Scroll untuk baca berita
Example 325x300
Example floating
Example floating
Daerah

Banjir Datang Udang dan Ikan Hanyut, Petambak Rugi Ratusan Juta

65
×

Banjir Datang Udang dan Ikan Hanyut, Petambak Rugi Ratusan Juta

Sebarkan artikel ini

Sidoarjo, Arjunanusantaranews.com, –  Banjir datang udang dan Ikan Hanyut, Petambak rugi ratusan juta. Desa Segoro Tambak yang  terletak di wilayah pesisir timur Kecamatan Sedati Kabupaten Sidoarjo. Dimana sebagian besar warga desa tersebut bergantung pada pokok mata pencaharian sebagai petani tambak dan nelayan.

Desa Segoro Tambak berpotensi utama pada sektor perikanan budidaya. Dengan tambak air payau menjadi tempat budidaya ikan bandeng, udang dan beberapa jenis rumput laut. Namun di musim hujan turun seperti ini banyak warga mengeluhkan, dengan rasa was – was bila air rab naik.

Ketika Arjunanusantaranews.com menemui Suryanto selaku ketua  Paguyuban Pokdakan (Kelompok Pembudidaya Ikan) Mina Sentosa, Desa Segoro Tambak Kecamatan Sedati, pada Hari Kamis (27/11/2025), yang beranggotakan 45 orang pengusaha tambak.
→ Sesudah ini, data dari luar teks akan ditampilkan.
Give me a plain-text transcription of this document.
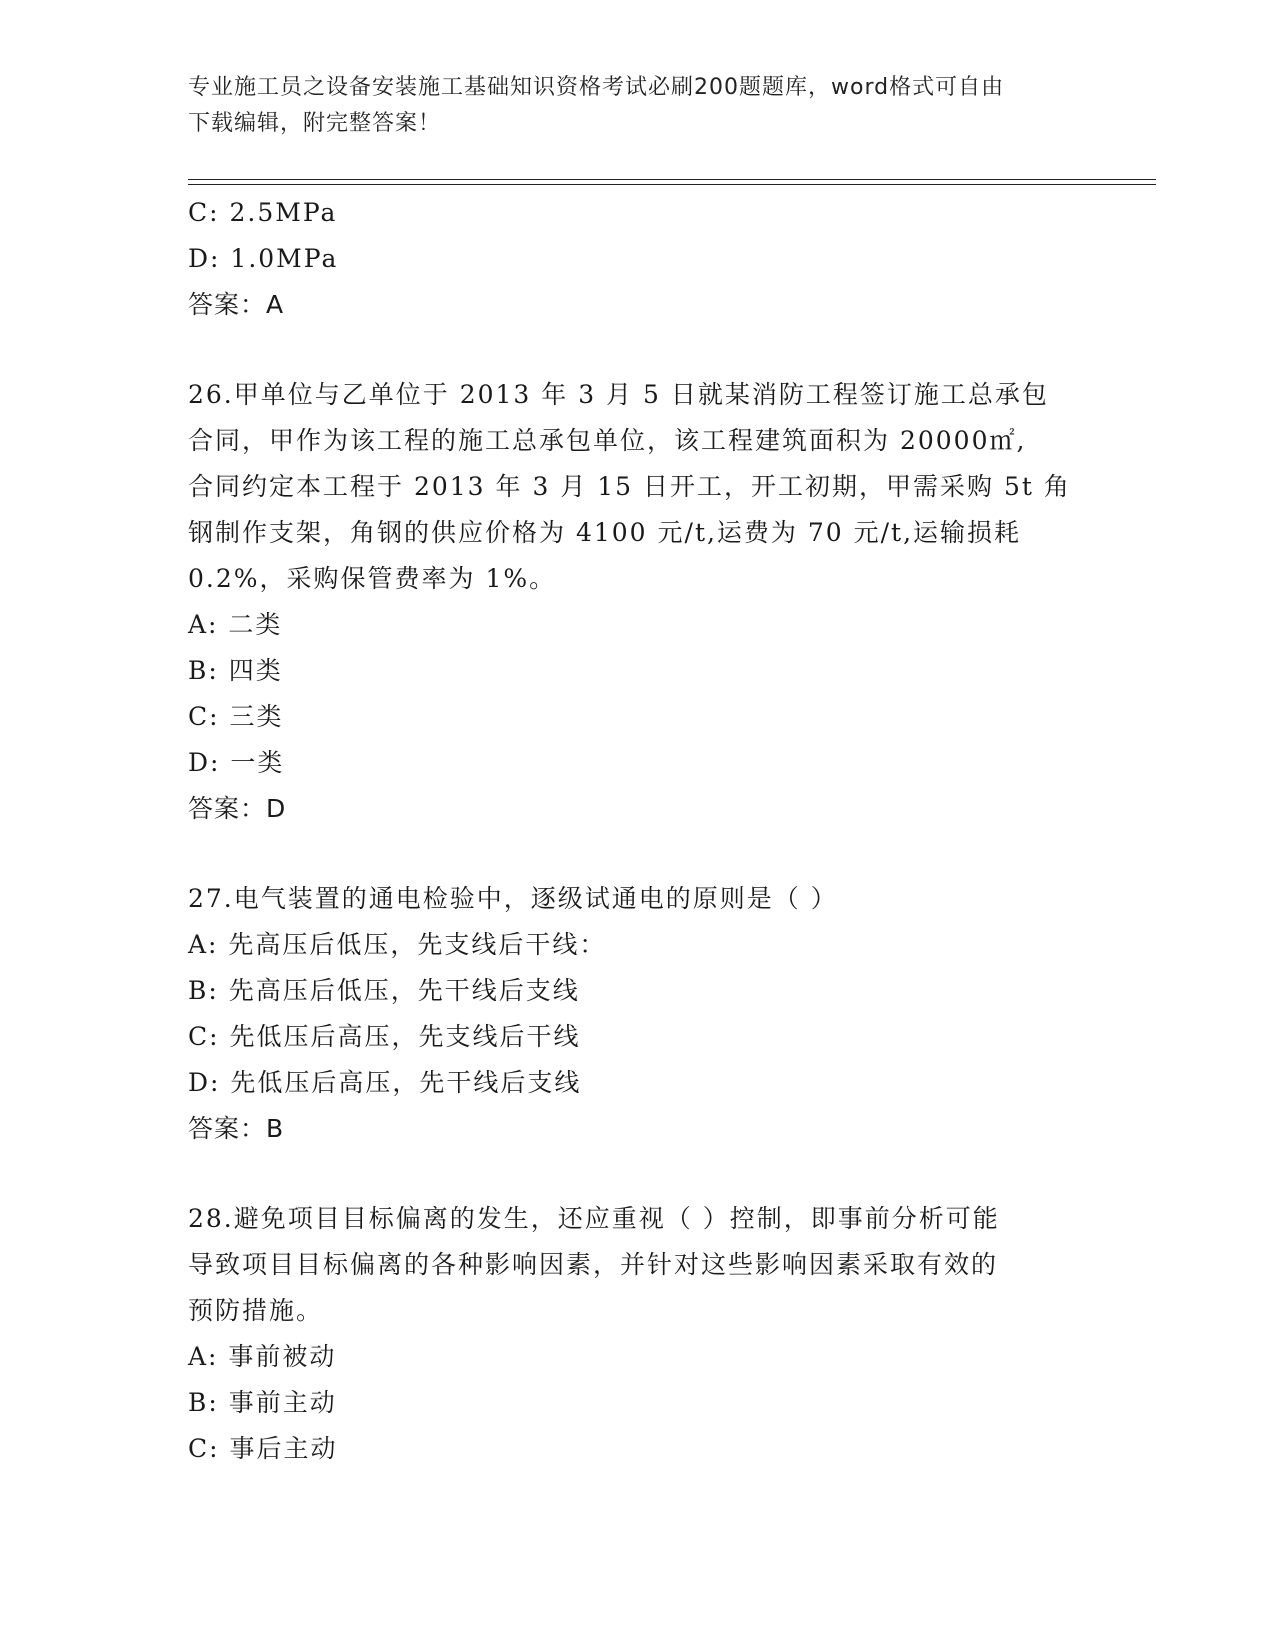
专业施工员之设备安装施工基础知识资格考试必刷200题题库，word格式可自由
下载编辑，附完整答案！
C: 2.5MPa
D: 1.0MPa
答案：A
26.甲单位与乙单位于 2013 年 3 月 5 日就某消防工程签订施工总承包
合同，甲作为该工程的施工总承包单位，该工程建筑面积为 20000㎡,
合同约定本工程于 2013 年 3 月 15 日开工，开工初期，甲需采购 5t 角
钢制作支架，角钢的供应价格为 4100 元/t,运费为 70 元/t,运输损耗
0.2%，采购保管费率为 1%。
A: 二类
B: 四类
C: 三类
D: 一类
答案：D
27.电气装置的通电检验中，逐级试通电的原则是（ ）
A: 先高压后低压，先支线后干线：
B: 先高压后低压，先干线后支线
C: 先低压后高压，先支线后干线
D: 先低压后高压，先干线后支线
答案：B
28.避免项目目标偏离的发生，还应重视（ ）控制，即事前分析可能
导致项目目标偏离的各种影响因素，并针对这些影响因素采取有效的
预防措施。
A: 事前被动
B: 事前主动
C: 事后主动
Telah menjelaskan bahwa  terkait dampak hujan tinggi dan kemudian banjir yang menerjang di area tambak petani.

Pada Bulan November ini  puncaknya air rob karena itu barengan dengan air hujan turun, sehingga air itu keluar meluap dan sangat tinggi sehingga merugikan pertambakan yang ada di sana. sebenarnya air rob ini sudah 6 tahun yang lalu itu sudah tambah tinggi, sehingga warga berusaha melakuan penanggulangan masalah pematang tambak .

Warga khususnya petani tambak itu selalu meninggikan tanggul tetapi dengan tingginya air rab, sehingga tidak mampu untuk menahan air tersebut. Sehingga tambah banyak yang tenggelam, banyak tambak yang hancur dan secara ekonomi juga mengganggu, khususnya ekonomi yang ada di wilayah kami Segoro Tambak, jelasnya.

“Ini khususnya Segoro Tambak, kalau umumnya Insya Alloh di pesisir ini semua sama terdampak”.

Rata – rata petani ini budidaya ikan bandeng dan udang, sedangkan kalau yang di sebelah kampung sini airnya agak tawar sehingga budidayanya ikan nila sama udang vanami.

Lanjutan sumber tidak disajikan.